Il ne faut pas désespérer Billancourt
Une nouvelle fois, 1 million et demi à 3 millions de Français, selon les estimations, ont manifesté mercredi dernier dans les différentes agglomérations du pays pour protester contre la politique économique et sociale menée par le gouvernement. Malgré les perturbations causées par ces événements, les sondages montrent qu’une grande majorité de Français appuient ces revendications. La présidente du MEDEF se scandalise de cette journée de grève en souhaitant en chiffrer le coût pour notre économie. Par contre, on ne l’a pas entendue sur l’attribution, le 9 mars dernier, de dizaines de milliers de stock-options aux dirigeants de la Société Générale.
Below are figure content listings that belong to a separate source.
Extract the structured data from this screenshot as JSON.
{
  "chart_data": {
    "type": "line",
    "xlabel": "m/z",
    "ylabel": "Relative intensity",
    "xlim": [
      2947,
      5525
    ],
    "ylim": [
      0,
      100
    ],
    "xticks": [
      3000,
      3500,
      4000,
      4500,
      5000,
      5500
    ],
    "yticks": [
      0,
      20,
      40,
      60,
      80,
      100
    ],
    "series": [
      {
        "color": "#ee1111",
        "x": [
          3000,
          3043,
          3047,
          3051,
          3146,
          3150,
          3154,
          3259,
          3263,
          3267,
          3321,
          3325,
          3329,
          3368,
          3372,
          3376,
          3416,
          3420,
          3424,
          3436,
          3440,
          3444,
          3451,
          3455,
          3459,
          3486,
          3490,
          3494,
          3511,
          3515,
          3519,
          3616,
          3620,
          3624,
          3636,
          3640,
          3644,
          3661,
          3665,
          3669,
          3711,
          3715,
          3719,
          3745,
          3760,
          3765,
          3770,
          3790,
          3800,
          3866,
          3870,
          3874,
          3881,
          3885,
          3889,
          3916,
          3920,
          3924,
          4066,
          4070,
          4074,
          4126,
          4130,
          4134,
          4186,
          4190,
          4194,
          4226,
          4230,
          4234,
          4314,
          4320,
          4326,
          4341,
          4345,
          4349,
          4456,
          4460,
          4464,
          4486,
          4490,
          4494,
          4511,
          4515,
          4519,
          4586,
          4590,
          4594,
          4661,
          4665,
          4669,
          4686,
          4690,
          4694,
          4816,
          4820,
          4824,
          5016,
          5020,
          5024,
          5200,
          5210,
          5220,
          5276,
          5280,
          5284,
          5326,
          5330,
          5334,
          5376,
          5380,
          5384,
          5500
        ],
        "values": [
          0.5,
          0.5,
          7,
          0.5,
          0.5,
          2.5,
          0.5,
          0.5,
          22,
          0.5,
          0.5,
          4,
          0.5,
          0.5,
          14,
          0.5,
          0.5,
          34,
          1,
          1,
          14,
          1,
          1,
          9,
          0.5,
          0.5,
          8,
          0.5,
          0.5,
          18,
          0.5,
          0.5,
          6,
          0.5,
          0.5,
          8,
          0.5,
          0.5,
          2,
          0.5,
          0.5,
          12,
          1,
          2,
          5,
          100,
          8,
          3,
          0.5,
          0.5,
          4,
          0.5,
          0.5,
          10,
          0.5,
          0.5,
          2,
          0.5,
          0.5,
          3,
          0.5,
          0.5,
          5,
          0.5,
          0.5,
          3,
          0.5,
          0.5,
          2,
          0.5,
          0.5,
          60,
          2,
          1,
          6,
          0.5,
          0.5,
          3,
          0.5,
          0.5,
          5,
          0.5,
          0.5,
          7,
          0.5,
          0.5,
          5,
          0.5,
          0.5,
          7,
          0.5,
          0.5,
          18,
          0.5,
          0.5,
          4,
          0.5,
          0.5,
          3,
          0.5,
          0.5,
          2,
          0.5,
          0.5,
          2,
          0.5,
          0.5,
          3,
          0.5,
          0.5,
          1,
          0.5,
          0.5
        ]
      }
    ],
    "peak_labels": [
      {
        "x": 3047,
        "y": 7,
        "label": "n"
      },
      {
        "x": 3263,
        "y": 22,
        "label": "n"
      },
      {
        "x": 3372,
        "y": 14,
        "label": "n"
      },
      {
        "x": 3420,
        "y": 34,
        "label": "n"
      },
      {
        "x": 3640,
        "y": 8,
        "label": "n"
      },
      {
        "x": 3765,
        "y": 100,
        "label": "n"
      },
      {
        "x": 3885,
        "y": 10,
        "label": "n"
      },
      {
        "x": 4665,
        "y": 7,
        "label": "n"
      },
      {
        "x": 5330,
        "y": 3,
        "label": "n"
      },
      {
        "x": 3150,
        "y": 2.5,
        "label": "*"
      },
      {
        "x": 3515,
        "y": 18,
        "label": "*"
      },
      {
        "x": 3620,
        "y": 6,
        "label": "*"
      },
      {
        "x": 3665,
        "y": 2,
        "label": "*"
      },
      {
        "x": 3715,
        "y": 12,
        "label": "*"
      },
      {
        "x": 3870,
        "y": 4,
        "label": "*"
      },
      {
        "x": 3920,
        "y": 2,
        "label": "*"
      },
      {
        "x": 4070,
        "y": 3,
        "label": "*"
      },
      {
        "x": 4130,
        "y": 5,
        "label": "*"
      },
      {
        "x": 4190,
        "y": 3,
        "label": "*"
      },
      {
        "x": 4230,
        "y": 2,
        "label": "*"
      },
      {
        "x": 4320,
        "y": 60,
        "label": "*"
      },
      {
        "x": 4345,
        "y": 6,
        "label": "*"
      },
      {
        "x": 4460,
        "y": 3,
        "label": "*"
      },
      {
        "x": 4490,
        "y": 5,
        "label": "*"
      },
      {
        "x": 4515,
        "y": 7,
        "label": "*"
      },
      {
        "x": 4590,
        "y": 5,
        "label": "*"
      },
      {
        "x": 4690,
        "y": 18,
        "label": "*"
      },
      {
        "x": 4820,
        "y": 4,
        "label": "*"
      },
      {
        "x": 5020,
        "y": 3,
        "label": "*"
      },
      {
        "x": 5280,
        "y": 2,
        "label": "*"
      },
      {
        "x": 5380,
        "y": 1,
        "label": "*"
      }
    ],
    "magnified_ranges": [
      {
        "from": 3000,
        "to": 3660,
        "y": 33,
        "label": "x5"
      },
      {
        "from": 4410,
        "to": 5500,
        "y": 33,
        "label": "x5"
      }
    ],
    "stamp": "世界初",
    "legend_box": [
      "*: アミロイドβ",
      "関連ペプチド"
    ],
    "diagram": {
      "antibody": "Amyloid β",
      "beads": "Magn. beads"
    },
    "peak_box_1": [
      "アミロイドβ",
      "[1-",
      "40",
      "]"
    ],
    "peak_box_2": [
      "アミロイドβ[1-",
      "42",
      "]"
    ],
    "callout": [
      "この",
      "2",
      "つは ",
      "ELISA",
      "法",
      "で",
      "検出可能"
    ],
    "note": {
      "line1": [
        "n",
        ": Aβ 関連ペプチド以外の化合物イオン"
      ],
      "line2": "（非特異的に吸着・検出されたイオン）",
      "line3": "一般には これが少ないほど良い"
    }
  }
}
Tous les indicateurs montrent dans notre pays une progression de la précarité, du nombre de ceux qu’on appelle les « travailleurs pauvres » et de la conscience d’une injustice croissante dans la répartition des richesses. Même dans l’actuelle majorité, certains se sont émus de cette situation. Ainsi, le député UMP Pierre Méhaignerie a proposé, au nom de la solidarité, de taxer davantage les hauts revenus. « Nous ne sortirons pas d'une crise exceptionnelle si nos compatriotes ont le sentiment que le partage des efforts n'est pas suffisamment équitable. Si nous ne donnons pas ce signe, nous commettons une erreur majeure », a renchéri un autre député de la majorité, François Goulard. Mais c’était mettre en cause le bouclier fiscal première mesure-phare du quinquennat de Nicolas Sarkozy. Dès lors, la quasi totalité des députés de la majorité s'est pliée à l’injonction présidentielle en refusant tous les amendements qui auraient traduit, en période de crise, un signe de solidarité de la part des plus privilégiés.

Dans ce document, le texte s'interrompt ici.